Ensuite chaque département est impliqué dans la conformité, avec plus ou moins de changements à prévoir. Comment un service échange des données personnelles sensibles avec ses clients et partenaires, ont-ils tous une bonne connaissance de ce qui est autorisé ou non ? Sans définir cela un employé pourrait mettre des données sensibles sur wetransfer ou sur son cloud personnel parce que les fichiers sont trop gros par email. Ou encore l’employé chiffre un document pour l’envoyer par email, puis envoie le mot de passe par email… On voit des attitudes qui doivent simplement être adaptées afin de limiter les risques de fuite. Initialement les mauvaises habitudes ne sont pas mal intentionnées, mais si vous utilisez le même mot de passe à votre travail que sur vos plateformes personnelles telles que linkedin, twitter, facebook,.. vous mettez les données de l’entreprise en péril. Le DPO peut éviter tout cela facilement.
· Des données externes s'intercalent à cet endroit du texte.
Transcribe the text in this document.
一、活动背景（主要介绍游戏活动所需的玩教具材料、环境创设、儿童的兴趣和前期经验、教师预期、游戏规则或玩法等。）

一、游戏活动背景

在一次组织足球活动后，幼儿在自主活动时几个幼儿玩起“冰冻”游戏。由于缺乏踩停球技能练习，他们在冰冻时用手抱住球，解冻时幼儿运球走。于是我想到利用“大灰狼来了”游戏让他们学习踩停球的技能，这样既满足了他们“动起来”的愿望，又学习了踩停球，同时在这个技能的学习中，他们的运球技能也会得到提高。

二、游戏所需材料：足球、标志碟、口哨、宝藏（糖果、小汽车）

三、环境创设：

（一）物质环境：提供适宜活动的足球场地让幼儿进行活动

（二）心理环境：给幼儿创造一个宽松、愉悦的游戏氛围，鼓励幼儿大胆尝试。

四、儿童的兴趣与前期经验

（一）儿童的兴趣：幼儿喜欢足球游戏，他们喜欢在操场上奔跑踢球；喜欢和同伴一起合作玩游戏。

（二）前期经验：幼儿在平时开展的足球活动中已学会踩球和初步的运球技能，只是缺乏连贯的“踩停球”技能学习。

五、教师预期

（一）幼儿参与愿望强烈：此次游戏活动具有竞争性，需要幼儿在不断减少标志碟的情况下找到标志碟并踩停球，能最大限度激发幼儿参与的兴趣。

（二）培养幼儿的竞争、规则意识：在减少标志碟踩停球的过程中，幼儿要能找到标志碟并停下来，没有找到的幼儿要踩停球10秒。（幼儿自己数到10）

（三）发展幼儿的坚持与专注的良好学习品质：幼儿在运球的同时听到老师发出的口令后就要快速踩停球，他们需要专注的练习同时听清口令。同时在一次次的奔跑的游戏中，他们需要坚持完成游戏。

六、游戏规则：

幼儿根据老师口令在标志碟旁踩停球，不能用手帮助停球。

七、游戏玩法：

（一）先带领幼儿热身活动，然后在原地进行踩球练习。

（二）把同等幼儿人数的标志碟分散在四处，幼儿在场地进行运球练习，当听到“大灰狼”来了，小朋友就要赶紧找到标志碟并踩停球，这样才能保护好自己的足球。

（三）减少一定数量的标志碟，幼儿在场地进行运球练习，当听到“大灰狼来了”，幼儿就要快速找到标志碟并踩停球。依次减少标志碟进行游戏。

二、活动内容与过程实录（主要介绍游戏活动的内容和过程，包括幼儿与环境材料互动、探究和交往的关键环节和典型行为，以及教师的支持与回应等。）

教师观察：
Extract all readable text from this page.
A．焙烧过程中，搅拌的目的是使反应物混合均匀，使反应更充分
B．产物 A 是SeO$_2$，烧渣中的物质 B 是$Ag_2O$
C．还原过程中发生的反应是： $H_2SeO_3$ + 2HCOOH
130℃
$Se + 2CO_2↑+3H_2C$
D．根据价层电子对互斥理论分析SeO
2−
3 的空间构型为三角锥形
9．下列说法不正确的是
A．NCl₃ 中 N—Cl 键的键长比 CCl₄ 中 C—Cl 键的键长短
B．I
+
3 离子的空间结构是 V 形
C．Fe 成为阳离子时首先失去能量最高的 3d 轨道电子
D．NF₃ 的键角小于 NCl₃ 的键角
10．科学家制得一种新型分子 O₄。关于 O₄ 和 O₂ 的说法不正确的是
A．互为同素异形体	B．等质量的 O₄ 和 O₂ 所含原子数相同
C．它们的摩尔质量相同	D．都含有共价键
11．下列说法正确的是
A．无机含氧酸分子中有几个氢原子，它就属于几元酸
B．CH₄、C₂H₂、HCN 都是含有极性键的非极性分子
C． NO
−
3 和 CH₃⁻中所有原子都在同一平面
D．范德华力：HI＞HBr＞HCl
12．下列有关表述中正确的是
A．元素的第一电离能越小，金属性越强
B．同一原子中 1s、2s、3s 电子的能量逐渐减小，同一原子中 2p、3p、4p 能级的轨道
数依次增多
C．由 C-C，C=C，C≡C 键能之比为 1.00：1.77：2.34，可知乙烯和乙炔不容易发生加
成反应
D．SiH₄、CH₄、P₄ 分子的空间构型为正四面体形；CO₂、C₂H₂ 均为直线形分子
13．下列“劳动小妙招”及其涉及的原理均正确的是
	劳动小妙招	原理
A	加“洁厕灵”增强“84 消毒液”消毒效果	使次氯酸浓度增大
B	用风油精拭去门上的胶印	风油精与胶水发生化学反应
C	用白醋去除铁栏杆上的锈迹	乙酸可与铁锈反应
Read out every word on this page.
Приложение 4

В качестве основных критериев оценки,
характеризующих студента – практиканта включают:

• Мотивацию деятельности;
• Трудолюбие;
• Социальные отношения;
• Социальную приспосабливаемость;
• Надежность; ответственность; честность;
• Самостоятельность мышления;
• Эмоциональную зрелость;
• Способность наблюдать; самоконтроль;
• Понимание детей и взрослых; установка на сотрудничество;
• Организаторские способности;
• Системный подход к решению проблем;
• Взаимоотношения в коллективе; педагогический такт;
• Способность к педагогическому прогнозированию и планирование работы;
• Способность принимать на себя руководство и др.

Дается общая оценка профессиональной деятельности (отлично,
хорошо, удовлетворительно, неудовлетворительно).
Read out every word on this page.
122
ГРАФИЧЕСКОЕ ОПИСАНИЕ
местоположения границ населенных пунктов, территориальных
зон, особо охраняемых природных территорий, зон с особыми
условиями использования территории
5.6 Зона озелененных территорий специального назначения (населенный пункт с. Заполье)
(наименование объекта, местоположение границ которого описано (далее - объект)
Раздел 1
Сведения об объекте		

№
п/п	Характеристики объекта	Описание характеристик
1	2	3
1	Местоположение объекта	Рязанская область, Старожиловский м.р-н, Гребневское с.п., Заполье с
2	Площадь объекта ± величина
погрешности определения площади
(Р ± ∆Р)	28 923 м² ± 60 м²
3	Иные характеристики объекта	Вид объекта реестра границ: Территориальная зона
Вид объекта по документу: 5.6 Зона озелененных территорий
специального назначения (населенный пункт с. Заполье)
Comment se déroule un audit RGPD ?

Il existe de nombreuses façons de trouver des point d’amélioration, voici une petite liste :

Les audits techniques, destinés à l’IT et au RH :

  • On tente de pirater l’entreprise de l’extérieur, afin d’identifier des failles de sécurité purement techniques.
  • On tente par spear phishing de piéger les employés à des fins de sensibilisation du personnel

Les audits pour le DPO :

  • Un audit global réalisé avec le support du DPO de l’entreprise où on teste la conformité, sur base du GDPR CARPA, ou de la norme ISO27701 (en plus de ISO27001 si requise)
  • Un audit sans le DPO, sur les différents sites, où on pose des questions aux différents métiers pour évaluer leurs bonnes ou moins bonnes habitudes de travail. On vérifie comment les données papier sont gérées, on vérifie comment ils transfèrent les données sensibles et s’ils sont à même de les identifier. On contrôle ce qui se trouve dans les données papier, et numériques afin de voir si le principe de minimisation est respecté et si chacun a une notion des périodes de rétention qui lui sont imposées. Et finalement on vérifie le plan de contrôle de conformité du DPO, c’est-à-dire les éléments qui sont contrôlés périodiquement et automatiquement. On vérifie côté IT s’ils sont à même d’identifier une fuite de données. De nombreux tests dans le quotidien de chaque service permettent de lever de nombreux risques, il en sort toujours beaucoup de recommandations.

Comment procède-t-on à une mise en conformité après un audit ?

Nous créons un plan d’action de conformité et un registre des non conformités constatées, le tout est géré d’un programme que nous mettons à disposition du client. Avec lequel on a des indicateurs qui démontrent la montée du niveau de conformité global. Dans cet outil le DPO et les responsables des métiers voient les tâches qui leur sont attribuées, les tâches peuvent être récurrentes ou uniques. Ceci permet de démontrer au régulateur en cas de contrôle que le nécessaire est fait pour éviter toute fuite de données, et qu’en cas de fuite il s’agissait d’un point identifié et sur le point d’être résolu.